Extracellular Vesicles Slow Down Aβ(1-42) Aggregation by Interfering with the Amyloid Fibril Elongation Step

Abstract

Formation of amyloid-β (Aβ) fibrils is a central pathogenic feature of Alzheimer's disease. Cell-secreted extracellular vesicles (EVs) have been suggested as disease modulators, although their exact roles and relations to Aβ pathology remain unclear. We combined kinetics assays and biophysical analyses to explore how small (<220 nm) EVs from neuronal and non-neuronal human cell lines affected the aggregation of the disease-associated Aβ variant Aβ(1-42) into amyloid fibrils. Using thioflavin-T monitored kinetics and seeding assays, we found that EVs reduced Aβ(1-42) aggregation by inhibiting fibril elongation. Morphological analyses revealed this to result in the formation of short fibril fragments with increased thicknesses and less apparent twists. We suggest that EVs may have protective roles by reducing Aβ(1-42) amyloid loads, but also note that the formation of small amyloid fragments could be problematic from a neurotoxicity perspective. EVs may therefore have double-edged roles in the regulation of Aβ pathology in Alzheimer's disease.

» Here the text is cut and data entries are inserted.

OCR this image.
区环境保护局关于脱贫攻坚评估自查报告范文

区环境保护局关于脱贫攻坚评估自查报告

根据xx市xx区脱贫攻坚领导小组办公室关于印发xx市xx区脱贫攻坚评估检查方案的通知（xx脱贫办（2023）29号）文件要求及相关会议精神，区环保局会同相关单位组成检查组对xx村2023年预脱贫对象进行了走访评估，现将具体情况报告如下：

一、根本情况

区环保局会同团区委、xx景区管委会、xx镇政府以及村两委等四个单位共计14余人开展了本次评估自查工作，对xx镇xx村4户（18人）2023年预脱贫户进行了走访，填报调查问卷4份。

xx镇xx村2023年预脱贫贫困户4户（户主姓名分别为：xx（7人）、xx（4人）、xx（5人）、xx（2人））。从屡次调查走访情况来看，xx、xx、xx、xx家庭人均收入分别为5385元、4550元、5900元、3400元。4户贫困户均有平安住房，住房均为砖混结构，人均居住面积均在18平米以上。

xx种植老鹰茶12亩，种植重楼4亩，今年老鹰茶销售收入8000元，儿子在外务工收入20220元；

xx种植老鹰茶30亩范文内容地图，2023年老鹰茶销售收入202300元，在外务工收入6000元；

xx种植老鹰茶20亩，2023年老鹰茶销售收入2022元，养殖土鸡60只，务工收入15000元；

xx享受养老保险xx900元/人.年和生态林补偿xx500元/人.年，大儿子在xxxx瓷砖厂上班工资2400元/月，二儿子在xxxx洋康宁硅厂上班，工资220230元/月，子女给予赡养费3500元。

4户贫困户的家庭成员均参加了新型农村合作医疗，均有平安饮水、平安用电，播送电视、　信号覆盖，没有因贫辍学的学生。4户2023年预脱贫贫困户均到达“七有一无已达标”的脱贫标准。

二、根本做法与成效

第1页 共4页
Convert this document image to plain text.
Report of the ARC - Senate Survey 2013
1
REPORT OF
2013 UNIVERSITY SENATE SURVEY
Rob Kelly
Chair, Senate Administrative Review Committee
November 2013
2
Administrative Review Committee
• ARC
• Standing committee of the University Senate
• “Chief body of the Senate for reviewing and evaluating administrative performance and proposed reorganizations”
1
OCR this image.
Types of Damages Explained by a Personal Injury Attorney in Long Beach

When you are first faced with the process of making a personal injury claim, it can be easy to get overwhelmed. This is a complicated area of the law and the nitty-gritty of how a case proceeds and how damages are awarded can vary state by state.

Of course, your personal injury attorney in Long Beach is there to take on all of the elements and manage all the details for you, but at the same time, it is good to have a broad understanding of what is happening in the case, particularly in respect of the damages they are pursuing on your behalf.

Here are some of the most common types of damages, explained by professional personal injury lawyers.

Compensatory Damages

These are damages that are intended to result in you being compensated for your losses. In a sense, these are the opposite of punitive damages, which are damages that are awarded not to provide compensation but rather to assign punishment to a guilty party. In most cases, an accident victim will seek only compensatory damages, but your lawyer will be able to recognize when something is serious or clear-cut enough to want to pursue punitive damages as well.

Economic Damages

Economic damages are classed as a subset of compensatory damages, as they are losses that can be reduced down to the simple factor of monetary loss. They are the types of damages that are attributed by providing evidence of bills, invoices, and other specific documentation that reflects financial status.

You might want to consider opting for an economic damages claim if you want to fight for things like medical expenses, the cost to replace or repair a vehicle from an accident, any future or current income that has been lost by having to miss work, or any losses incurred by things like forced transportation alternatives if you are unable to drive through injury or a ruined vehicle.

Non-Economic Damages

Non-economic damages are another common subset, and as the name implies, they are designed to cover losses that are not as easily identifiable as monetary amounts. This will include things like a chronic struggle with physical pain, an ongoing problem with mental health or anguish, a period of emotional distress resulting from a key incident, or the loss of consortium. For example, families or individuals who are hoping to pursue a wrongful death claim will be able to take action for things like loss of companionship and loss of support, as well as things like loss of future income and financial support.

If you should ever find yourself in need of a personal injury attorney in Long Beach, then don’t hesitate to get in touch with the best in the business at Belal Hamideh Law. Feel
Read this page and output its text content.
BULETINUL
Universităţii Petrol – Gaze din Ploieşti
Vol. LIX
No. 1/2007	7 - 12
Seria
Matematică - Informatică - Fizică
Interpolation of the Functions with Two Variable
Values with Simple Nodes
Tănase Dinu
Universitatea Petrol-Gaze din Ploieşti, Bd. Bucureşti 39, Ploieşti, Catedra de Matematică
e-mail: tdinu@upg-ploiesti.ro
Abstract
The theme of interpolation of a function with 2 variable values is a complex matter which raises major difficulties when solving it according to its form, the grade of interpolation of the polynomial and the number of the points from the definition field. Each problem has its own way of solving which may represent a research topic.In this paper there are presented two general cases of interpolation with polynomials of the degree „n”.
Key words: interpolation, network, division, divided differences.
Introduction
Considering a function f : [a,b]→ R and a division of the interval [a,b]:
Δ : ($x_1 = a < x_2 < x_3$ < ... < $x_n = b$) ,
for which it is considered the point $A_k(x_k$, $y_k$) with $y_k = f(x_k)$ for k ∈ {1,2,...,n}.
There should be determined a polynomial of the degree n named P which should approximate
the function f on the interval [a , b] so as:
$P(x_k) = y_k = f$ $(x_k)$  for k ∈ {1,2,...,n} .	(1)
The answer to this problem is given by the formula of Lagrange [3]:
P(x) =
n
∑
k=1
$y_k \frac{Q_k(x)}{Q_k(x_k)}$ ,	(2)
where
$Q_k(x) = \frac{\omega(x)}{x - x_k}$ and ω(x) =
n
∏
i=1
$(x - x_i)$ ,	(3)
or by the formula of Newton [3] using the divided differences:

Keywords: Alzheimer’s disease; EVs; amyloid kinetics; amyloid-β; extracellular vesicles; protein aggregation.

Figure 1

Size and molecular identity of EVs. (a) Size distributions and particle concentrations of EVs isolated from SH-SY5Y (black) and HEK293-T (blue), as determined by NTA. Mean EV diameters ± standard deviations are given in the legend. (b) Western blots showing the presence of different protein markers in the EV samples and whole cell lysates. Abbreviations: SH = SH-SY5Y and HEK = HEK293-T.

Figure 2

Aβ(1–42) aggregation kinetics in the presence of EVs. (a,b) Change in ThT fluorescence as a function of time, representing the aggregation kinetics of 2 μM Aβ(1–42) into amyloid fibrils in the presence of increasing concentrations of EVs purified from (a) SH-SY5Y and (b) HEK293-T cells. The EV concentrations are given in particles/mL, as indicated by the legend in (a). Three replicate kinetic curves are overlaid for each condition. (c) Change in end-point ThT fluorescence (defined as the mean ThT signal over the final 3 h of the plateau phase, which corresponds to 37 data points) as a function of increasing EV concentration. (d) Reaction half-times and (e) reaction growth-times, extracted from the data in (a,b). The error bars represent standard deviation (n = 3).

Figure 3

Effect of EVs on the seeded aggregation of Aβ(1–42). (a–f) Normalized Aβ(1–42) aggregation kinetic curves showing the effects of EVs in the absence (a,d) and presence (b,c and e,f) of 5 or 25% preformed Aβ(1–42) fibril seeds. Panels (a–c) and (d–f) show data for SH-SY5Y and HEK293-T EVs, respectively. The solid lines were fitted to the data using a multistep secondary nucleation model of amyloid formation setting the rate constant for elongation (k₊) as a free parameter as described in the main text. The parameters underlying these fits are given in Tables S4 and S5. (g,h) Reaction half-times as a function of EV and seed concentration, derived from the data in, respectively, (a–c and d–f). The error bars represent the standard deviation (n = 3). (i) Change in the elongation rate constant (k₊) as a function of EV concentration, as determined by the fitting of the data in a–f. The elongation rates are reported relative to that of 2 μM Aβ(1–42) aggregating in the absence of EVs.

Figure 4

Morphological characterization of Aβ(1–42) fibrils formed in the absence and presence of EVs. (a–c) AFM images of Aβ(1–42) fibrils formed (a) in phosphate buffer with DPBS (see Methods) and (b,c) in the presence of SH-SY5Y and HEK293-T EVs. Scale bars = 2 μm. (d,e) AFM-based analysis of the distributions of (d) fibril lengths (e) and cross-sectional heights of the Aβ(1–42) fibrils formed in the absence and presence of EVs (n = 100–120 per condition, *** denotes p < 0.001 by one-way ANOVA). (f–k) Cryo-TEM images of Aβ(1–42) fibrils formed in the absence of EVs (f,g) and in the presence of EVs from, respectively, SH-SY5Y(h,i) and HEK293-T (j,k) cells. The Aβ(1–42) fibrils formed in the presence of EVs contained small dark dots, indicated by the white arrows in (i) and (k), suggestive of the dense association of EV components. Scale bars = 250 nm. All analyses have an EV concentration of 7.2 × 10⁹ particles/mL.